Because C was meant to be portable. And back when C became popular, file storage techniques varied wildly, so the definition of file structure is pretty loose.
From the C standard, chapter 7.19.2 Streams:
Characters may have to be added, altered, or deleted on input and output to conform to differing conventions for representing text in the host environment. Thus, there need not be a one-to-one correspondence between the characters in a stream and those in the external representation. Data read in from a text stream will necessarily compare equal to the data that were earlier written out to that stream only if: the data consist only of printing characters and the control characters horizontal tab and new-line; no new-line character is immediately preceded by space characters; and the last character is a new-line character. Whether space characters that are written out immediately before a new-line character appear when read in is implementation-defined.

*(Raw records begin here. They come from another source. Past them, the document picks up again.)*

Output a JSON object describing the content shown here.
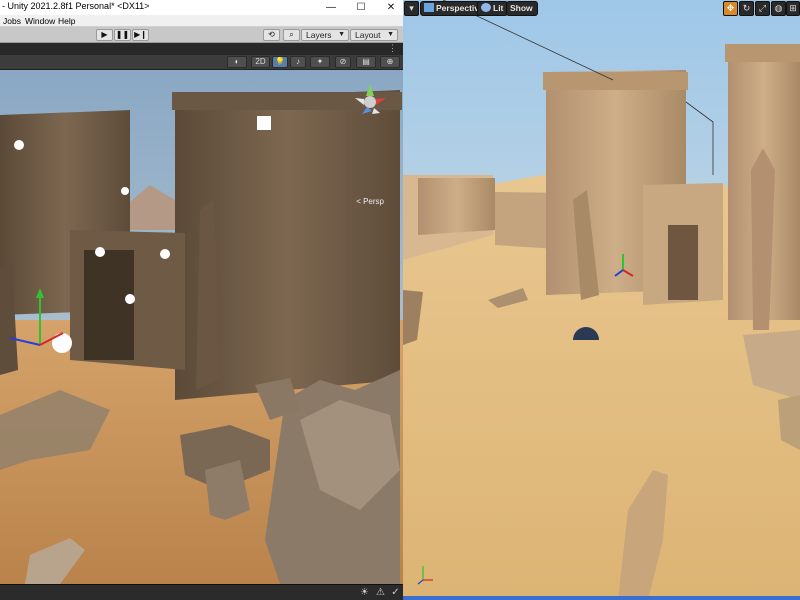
{
  "unity": {
    "window_title": "- Unity 2021.2.8f1 Personal* <DX11>",
    "window_controls": {
      "minimize": "—",
      "maximize": "☐",
      "close": "✕"
    },
    "menu": [
      "Jobs",
      "Window",
      "Help"
    ],
    "toolbar": {
      "play": "▶",
      "pause": "❚❚",
      "step": "▶❙",
      "history": "⟲",
      "search": "⌕",
      "layers": "Layers",
      "layout": "Layout"
    },
    "scene_toolbar": {
      "mode_2d": "2D",
      "menu": "⋮",
      "more": "⋮"
    },
    "gizmo_label": "< Persp"
  },
  "unreal": {
    "perspective_label": "Perspective",
    "lit_label": "Lit",
    "show_label": "Show"
  },
  "colors": {
    "unity_chrome": "#383838",
    "unity_toolbar": "#c8c8c8",
    "sky": "#bcd6ea",
    "sand": "#e2bd7c",
    "stone": "#a98a62",
    "ue_toolbar": "#2a2a2a",
    "ue_active": "#d88a2a",
    "taskbar_blue": "#3a6fcf"
  },
  "icons": {
    "light": "sun-icon",
    "gizmo": "scene-orientation-gizmo",
    "eye": "eye-icon",
    "gear": "gear-icon",
    "transform": "move-icon"
  }
}
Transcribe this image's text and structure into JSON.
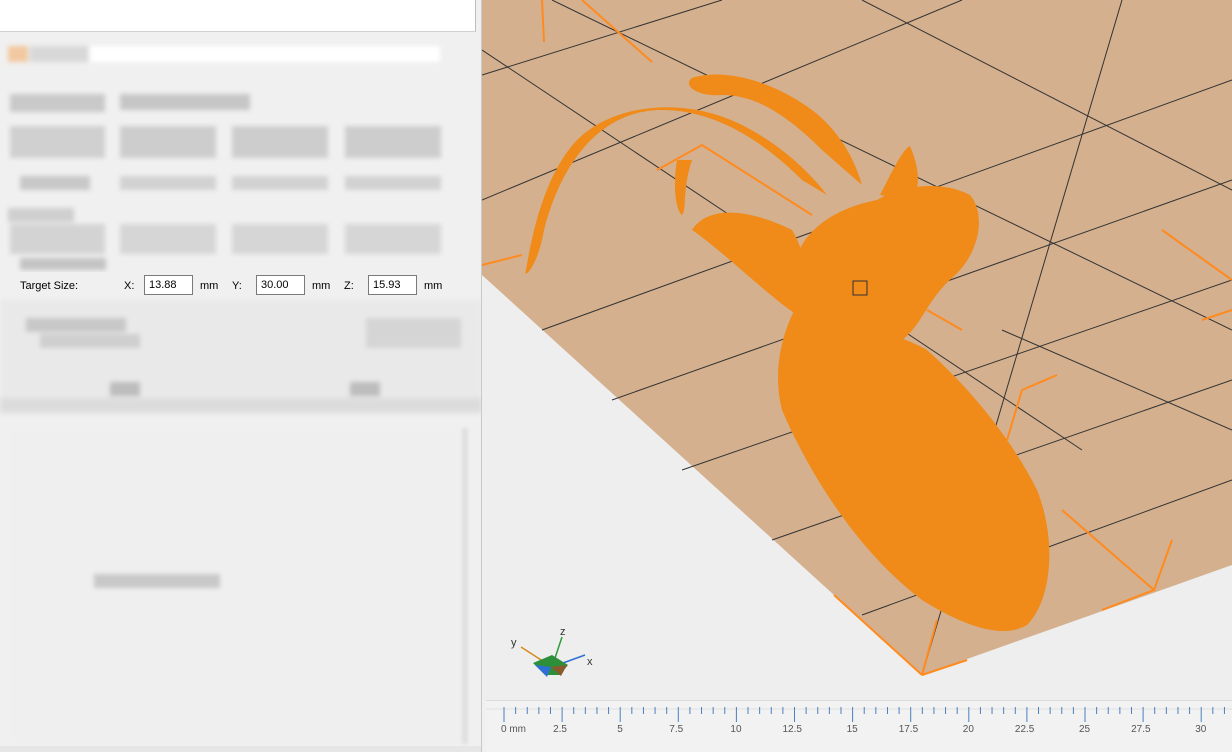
{
  "target_size": {
    "label": "Target Size:",
    "x_label": "X:",
    "x_value": "13.88",
    "y_label": "Y:",
    "y_value": "30.00",
    "z_label": "Z:",
    "z_value": "15.93",
    "unit": "mm"
  },
  "axis_gizmo": {
    "x_label": "x",
    "y_label": "y",
    "z_label": "z"
  },
  "ruler": {
    "labels": [
      "0 mm",
      "2.5",
      "5",
      "7.5",
      "10",
      "12.5",
      "15",
      "17.5",
      "20",
      "22.5",
      "25",
      "27.5",
      "30"
    ]
  },
  "colors": {
    "bed": "#d4b08e",
    "model": "#f08a18",
    "bounding_box": "#ff8a1e",
    "panel": "#f0f0f0"
  }
}
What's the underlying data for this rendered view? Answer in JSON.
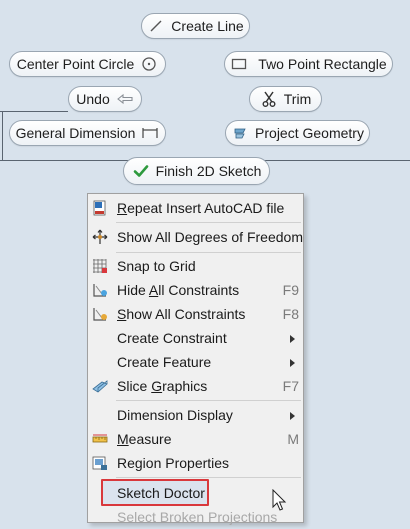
{
  "marking_menu": {
    "create_line": "Create Line",
    "center_point_circle": "Center Point Circle",
    "two_point_rectangle": "Two Point Rectangle",
    "undo": "Undo",
    "trim": "Trim",
    "general_dimension": "General Dimension",
    "project_geometry": "Project Geometry",
    "finish_2d_sketch": "Finish 2D Sketch"
  },
  "context_menu": {
    "repeat_insert": {
      "pre": "",
      "accel": "R",
      "post": "epeat Insert AutoCAD file"
    },
    "show_all_dof": {
      "label": "Show All Degrees of Freedom"
    },
    "snap_to_grid": {
      "label": "Snap to Grid"
    },
    "hide_all_constraints": {
      "pre": "Hide ",
      "accel": "A",
      "post": "ll Constraints",
      "shortcut": "F9"
    },
    "show_all_constraints": {
      "pre": "",
      "accel": "S",
      "post": "how All Constraints",
      "shortcut": "F8"
    },
    "create_constraint": {
      "label": "Create Constraint"
    },
    "create_feature": {
      "label": "Create Feature"
    },
    "slice_graphics": {
      "pre": "Slice ",
      "accel": "G",
      "post": "raphics",
      "shortcut": "F7"
    },
    "dimension_display": {
      "label": "Dimension Display"
    },
    "measure": {
      "pre": "",
      "accel": "M",
      "post": "easure",
      "shortcut": "M"
    },
    "region_properties": {
      "label": "Region Properties"
    },
    "sketch_doctor": {
      "label": "Sketch Doctor"
    },
    "select_broken_projections": {
      "label": "Select Broken Projections"
    }
  },
  "colors": {
    "background": "#d8e2ec",
    "highlight_border": "#d9383c",
    "checkmark": "#2e9a3e"
  }
}
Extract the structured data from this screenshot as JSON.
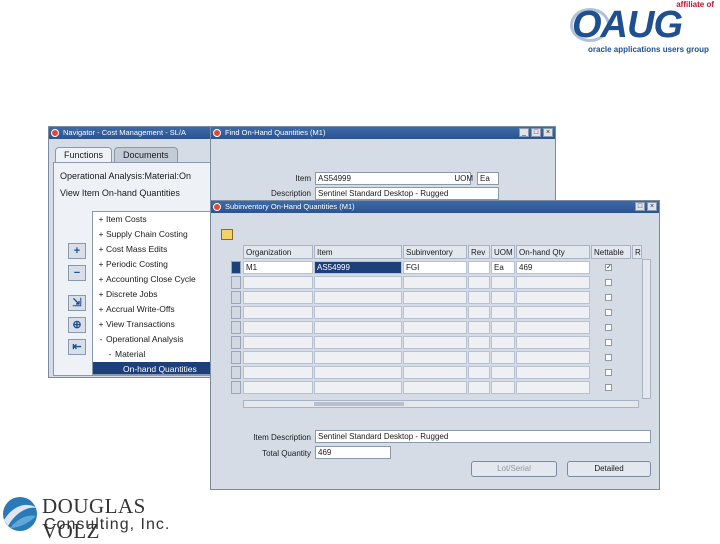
{
  "branding": {
    "oaug_affiliate": "affiliate of",
    "oaug_word": "OAUG",
    "oaug_tagline": "oracle applications users group",
    "company_line1": "DOUGLAS VOLZ",
    "company_line2": "Consulting, Inc."
  },
  "navigator": {
    "title": "Navigator - Cost Management - SL/A",
    "tabs": [
      "Functions",
      "Documents"
    ],
    "path_line1": "Operational Analysis:Material:On",
    "path_line2": "View Item On-hand Quantities",
    "tree": [
      {
        "sym": "+",
        "label": "Item Costs"
      },
      {
        "sym": "+",
        "label": "Supply Chain Costing"
      },
      {
        "sym": "+",
        "label": "Cost Mass Edits"
      },
      {
        "sym": "+",
        "label": "Periodic Costing"
      },
      {
        "sym": "+",
        "label": "Accounting Close Cycle"
      },
      {
        "sym": "+",
        "label": "Discrete Jobs"
      },
      {
        "sym": "+",
        "label": "Accrual Write-Offs"
      },
      {
        "sym": "+",
        "label": "View Transactions"
      },
      {
        "sym": "-",
        "label": "Operational Analysis"
      },
      {
        "sym": "-",
        "label": "Material"
      },
      {
        "sym": "",
        "label": "On-hand Quantities"
      }
    ]
  },
  "find_window": {
    "title": "Find On-Hand Quantities (M1)",
    "item_label": "Item",
    "item_value": "AS54999",
    "uom_label": "UOM",
    "uom_value": "Ea",
    "desc_label": "Description",
    "desc_value": "Sentinel Standard Desktop - Rugged"
  },
  "sub_window": {
    "title": "Subinventory On-Hand Quantities (M1)",
    "columns": [
      "Organization",
      "Item",
      "Subinventory",
      "Rev",
      "UOM",
      "On-hand Qty",
      "Nettable",
      "R"
    ],
    "first_row": {
      "org": "M1",
      "item": "AS54999",
      "subinv": "FGI",
      "rev": "",
      "uom": "Ea",
      "qty": "469"
    },
    "item_desc_label": "Item Description",
    "item_desc_value": "Sentinel Standard Desktop - Rugged",
    "total_qty_label": "Total Quantity",
    "total_qty_value": "469",
    "lot_serial_button": "Lot/Serial",
    "detailed_button": "Detailed"
  }
}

A binary stream is an ordered sequence of characters that can transparently record internal data. Data read in from a binary stream shall compare equal to the data that were earlier written out to that stream, under the same implementation. Such a stream may, however, have an implementation-defined number of null characters appended to the end of the stream.
Lots of "implementation-defined" in there...
And then remember that this was the time where core memory was measured in kilobytes, and punch cards / tape drives were common. Even
if those devices had the metadata to tell the file size beforehand, you just didn't load the whole file to memory, you processed it record by record.
And even if you
knew the file size, given how streams are defined, you still didn't know how much space the file would require in memory.